Pilgrims asked not to defecate on Spanish pilgrimage route
A village on the Camino de Santiago pilgrimage route has asked visitors to stop defecating in its vicinity as they pass through on route to the believed burial spot of apostle Saint James.
Based in Galicia, in north-western Spain, the village of Lastres has put up signs showing a red-circled and barred squatting figure.
Resident Antonio Fernández told the EFE news agency that the signs appeared this week but no one in the village seemed to know who had put them up.
"A lot of pilgrims pass this way each year and naturally they have to see to their needs; you can't stop that," Mr Fernández said.
According to the Pilgrims Office in Santiago cathedral, 238,000 people followed the Way of St James in 2014, starting in various parts of Spain, France or elsewhere in Europe.
A spokesman for the Federation of Friends of the Camino de Santiago said that the organisation had not received any specific complaints from anyone in Lastres, but did say that farmers from other points along the route had called in to say that a field of their was being used as an open-air lavatory by a large number of pilgrims.

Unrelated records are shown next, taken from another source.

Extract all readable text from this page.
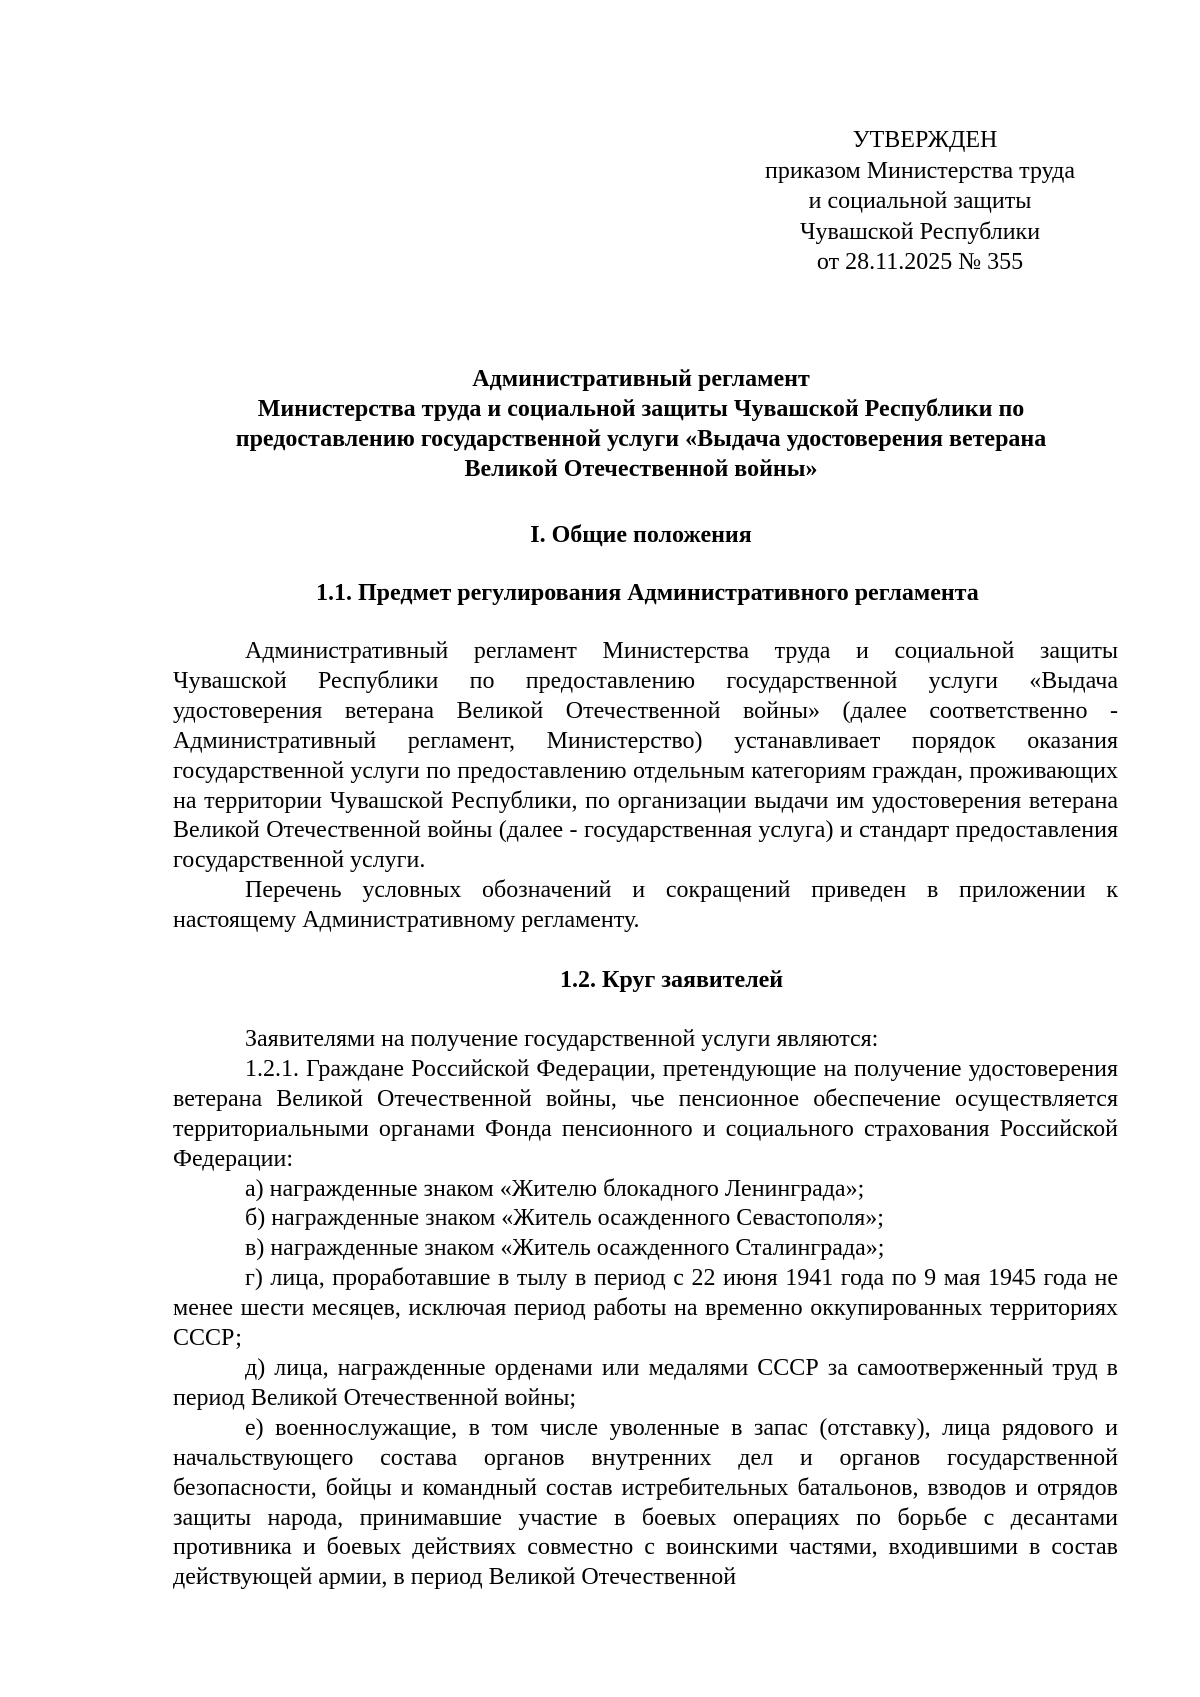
УТВЕРЖДЕН
приказом Министерства труда
и социальной защиты
Чувашской Республики
от 28.11.2025 № 355
Административный регламент
Министерства труда и социальной защиты Чувашской Республики по
предоставлению государственной услуги «Выдача удостоверения ветерана
Великой Отечественной войны»
I. Общие положения
1.1. Предмет регулирования Административного регламента

Административный регламент Министерства труда и социальной защиты Чувашской Республики по предоставлению государственной услуги «Выдача удостоверения ветерана Великой Отечественной войны» (далее соответственно - Административный регламент, Министерство) устанавливает порядок оказания государственной услуги по предоставлению отдельным категориям граждан, проживающих на территории Чувашской Республики, по организации выдачи им удостоверения ветерана Великой Отечественной войны (далее - государственная услуга) и стандарт предоставления государственной услуги.

Перечень условных обозначений и сокращений приведен в приложении к настоящему Административному регламенту.

1.2. Круг заявителей

Заявителями на получение государственной услуги являются:

1.2.1. Граждане Российской Федерации, претендующие на получение удостоверения ветерана Великой Отечественной войны, чье пенсионное обеспечение осуществляется территориальными органами Фонда пенсионного и социального страхования Российской Федерации:

а) награжденные знаком «Жителю блокадного Ленинграда»;

б) награжденные знаком «Житель осажденного Севастополя»;

в) награжденные знаком «Житель осажденного Сталинграда»;

г) лица, проработавшие в тылу в период с 22 июня 1941 года по 9 мая 1945 года не менее шести месяцев, исключая период работы на временно оккупированных территориях СССР;

д) лица, награжденные орденами или медалями СССР за самоотверженный труд в период Великой Отечественной войны;

е) военнослужащие, в том числе уволенные в запас (отставку), лица рядового и начальствующего состава органов внутренних дел и органов государственной безопасности, бойцы и командный состав истребительных батальонов, взводов и отрядов защиты народа, принимавшие участие в боевых операциях по борьбе с десантами противника и боевых действиях совместно с воинскими частями, входившими в состав действующей армии, в период Великой Отечественной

"Some olive groves or other fields just seem to be strategically positioned and offer the right kind of cover," the spokesman said.
"When you are out walking and you have that problem, you have to find a solution. What we can't control is how each pilgrim deals with the mess. Obviously, we hope people won't be beasts and leave it all there in full view," she explained.
"Maybe that's what some pilgrims lack: a little bit of care and conscientiousness. But there's no way we can put a toilet every two miles along the route."